In the Classroom: Pedagogy to Activate Student Voices
“We need to give students the ability to activate their own voice, to speak up, and create spaces for them to solve problems that we may not be able to see as adults.”
As far as the election is concerned, I’ve always felt that we were having to do the work regardless. There was always a sense of creating a path for equity, for access for true integration, for true understanding of what the work needed to be for all of us in our schools and in our democracy. What the election result highlighted for me, however, is that we definitely need to create broader senses of coalition among many different peoples, whether they be Native American people at Standing Rock, or the Black Lives Matter Movement or our Dreamers – anyone who has been disenfranchised. These are the folks who we need to start building coalitions with, because we need to create a government that suggests that everyone is included, not just for a small percentage, but for every single body in America.
Importance of student voices
Some of the things that I think need to happen as a result of this election is giving students the ability to activate their own voice, to speak up, and create spaces for them to solve problems that we may not be able to see as adults. The thing about adults is that we do suffer from what I call a “severe case of adultism,” where we often feel like we have to be the only ones who have the solutions, instead of trying to develop people intergenerationally to be able to lead and to work within our communities, so we can truly create a space that is for us, by us, about us. That matters a lot in terms of trying to build broader coalitions not just across racial groups, but also along intergenerational groups.

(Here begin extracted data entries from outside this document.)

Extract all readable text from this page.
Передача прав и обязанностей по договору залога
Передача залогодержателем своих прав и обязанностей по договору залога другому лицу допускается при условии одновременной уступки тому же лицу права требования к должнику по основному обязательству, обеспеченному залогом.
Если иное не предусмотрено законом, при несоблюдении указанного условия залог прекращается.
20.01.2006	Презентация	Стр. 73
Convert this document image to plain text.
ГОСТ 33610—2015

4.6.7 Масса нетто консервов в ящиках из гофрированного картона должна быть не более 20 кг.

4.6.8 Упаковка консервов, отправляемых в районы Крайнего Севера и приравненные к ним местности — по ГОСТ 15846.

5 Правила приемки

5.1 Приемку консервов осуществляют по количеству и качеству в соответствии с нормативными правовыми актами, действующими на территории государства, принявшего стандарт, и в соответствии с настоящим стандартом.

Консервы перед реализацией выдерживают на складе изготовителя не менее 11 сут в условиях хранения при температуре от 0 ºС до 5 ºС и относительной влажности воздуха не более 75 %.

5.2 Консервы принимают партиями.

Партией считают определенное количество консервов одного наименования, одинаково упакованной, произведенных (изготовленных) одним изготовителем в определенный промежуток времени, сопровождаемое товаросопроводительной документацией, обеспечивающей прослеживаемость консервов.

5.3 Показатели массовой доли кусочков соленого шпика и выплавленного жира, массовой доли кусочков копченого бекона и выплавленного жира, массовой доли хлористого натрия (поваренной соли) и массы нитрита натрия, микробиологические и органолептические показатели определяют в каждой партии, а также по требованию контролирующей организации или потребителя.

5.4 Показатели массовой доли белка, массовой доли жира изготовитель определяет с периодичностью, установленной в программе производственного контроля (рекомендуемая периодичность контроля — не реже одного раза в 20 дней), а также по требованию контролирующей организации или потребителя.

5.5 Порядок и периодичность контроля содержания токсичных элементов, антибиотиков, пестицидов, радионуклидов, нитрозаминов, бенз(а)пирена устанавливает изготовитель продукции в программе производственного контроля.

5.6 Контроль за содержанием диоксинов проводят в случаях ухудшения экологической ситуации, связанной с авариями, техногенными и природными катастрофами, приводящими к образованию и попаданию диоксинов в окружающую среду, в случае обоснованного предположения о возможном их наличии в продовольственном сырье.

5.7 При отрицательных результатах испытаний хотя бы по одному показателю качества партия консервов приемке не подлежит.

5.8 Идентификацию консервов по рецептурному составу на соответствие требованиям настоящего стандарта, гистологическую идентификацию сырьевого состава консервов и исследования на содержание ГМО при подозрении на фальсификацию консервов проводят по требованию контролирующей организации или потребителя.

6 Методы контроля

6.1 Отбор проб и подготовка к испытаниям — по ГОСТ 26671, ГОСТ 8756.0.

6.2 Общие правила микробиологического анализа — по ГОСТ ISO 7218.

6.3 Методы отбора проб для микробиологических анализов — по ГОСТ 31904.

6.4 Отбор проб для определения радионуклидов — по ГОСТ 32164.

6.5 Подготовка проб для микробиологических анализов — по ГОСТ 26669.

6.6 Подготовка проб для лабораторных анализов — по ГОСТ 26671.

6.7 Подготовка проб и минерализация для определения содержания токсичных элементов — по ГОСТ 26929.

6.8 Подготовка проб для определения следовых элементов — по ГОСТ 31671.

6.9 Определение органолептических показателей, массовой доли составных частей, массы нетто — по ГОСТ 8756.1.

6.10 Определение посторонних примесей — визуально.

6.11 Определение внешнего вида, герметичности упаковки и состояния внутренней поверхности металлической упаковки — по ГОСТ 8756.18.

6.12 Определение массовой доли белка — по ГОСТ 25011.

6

I also believe that we need to concentrate not just on policy for our public schools, but also on pedagogy. The way that we interact with our students and build relationships – not just through the social-emotional piece, though that’s a big component, but also through academics. We have to make sure that all of our students can find ways to learn, and the ways that they learn best, and have a path towards their own successes – help them develop their own channels for being successful in their own ways.
I think for many of the students who I have been blessed to serve – that includes English language learners, that includes my Muslim students, that includes even the Polish and Irish students who I’ve taught who hear the anti-immigration, xenophobic rhetoric – they don’t necessarily feel like America is theirs. So, in my classroom, we have to have the conversation around what it means to be a full participant in this republic, in this democracy.
I had a myriad of interactions on November 9. There was a class, 702, that is a hodgepodge of different backgrounds and cultures – Central and South American students, from Mexico, from all over the place, all over the continent of Africa. So, I have a few folks who are Muslim, Christian, et cetera. On that day, we had to have a simmer-down of different content conversations, because it really became more about what the devastation might have felt like to their brothers, to their sisters, to their parents, whether immigration statuses were threatened now.
Of course, two weeks prior to that, I had a conversation in that particular class, and that class was the first class that said, “We don’t like this candidate because he’s racist; he’s sexist; he is xenophobic; he’s got all these issues with Muslims. They were more ready to point those issues out than mainstream media at times is. And when you have a situation like that, it’s like – yes, the children are alright. They’re going to be fine, because they’re activated in that way. But then to see that someone like that could then be elected says a lot about how my students then see America at large. Like, they have this awakening now, and we have not yet pushed back against all those things that isolate and disenfranchise our least empowered students. And that’s a problem.
Complexity of local issues
I think when you look at America at large, I believe that two-thirds of the State Houses are how Republican, and all of the governors are White. So, when students are looking at the statehouses, they’re like, “Oh snap! How can I feel included in this?” And then we also have to understand too with the electoral map, that whether that urban district is heavily populated or not can determine a blue state. So, New York State wouldn’t be as blue without places like New York City, Syracuse, Buffalo and Albany. Without those big urban districts, unfortunately, the rest of the state is red. So, that’s when things get really complicated, and then you have to have the conversation how our Republic was founded. It gets more complicated than just saying red or blue and numbers of electoral votes, et cetera. The down-ticket elections also matter, and really we have great opportunities to activate – because the mayors, the state representatives, they’re the ones who get access immediately and they get to be our proponents if you know how to organize well, and get our issues to the floor.
Space for activism and hope
My students give me hope on a daily basis, because they’re a lot more in tune and a lot more frank than a lot of adults are. Because adults – we have these things that hold us back: bills, taxes, our families that we have to take care of. And that often makes us a little bit more conservative and less activist than the kids would be. Versus kids, they would just say, “This is what we’re doing now. I believe in this and we’re going to make this happen. And all I need is for adults to either support me or get out the way.”
But then I also think about the adults who are still doing this work, people who have been doing this work for ages and keep plugging away, my colleagues who are constantly pushing the agenda of trying to rehumanize our kids and work within the most difficult places to help our kids get better at what they do.
So, I just think overall there is a space for movement, for constantly moving people towards building broader coalitions of people who are concerned about what’s happening in this country. So, that gives me hope on a daily basis – having this conversation with folks.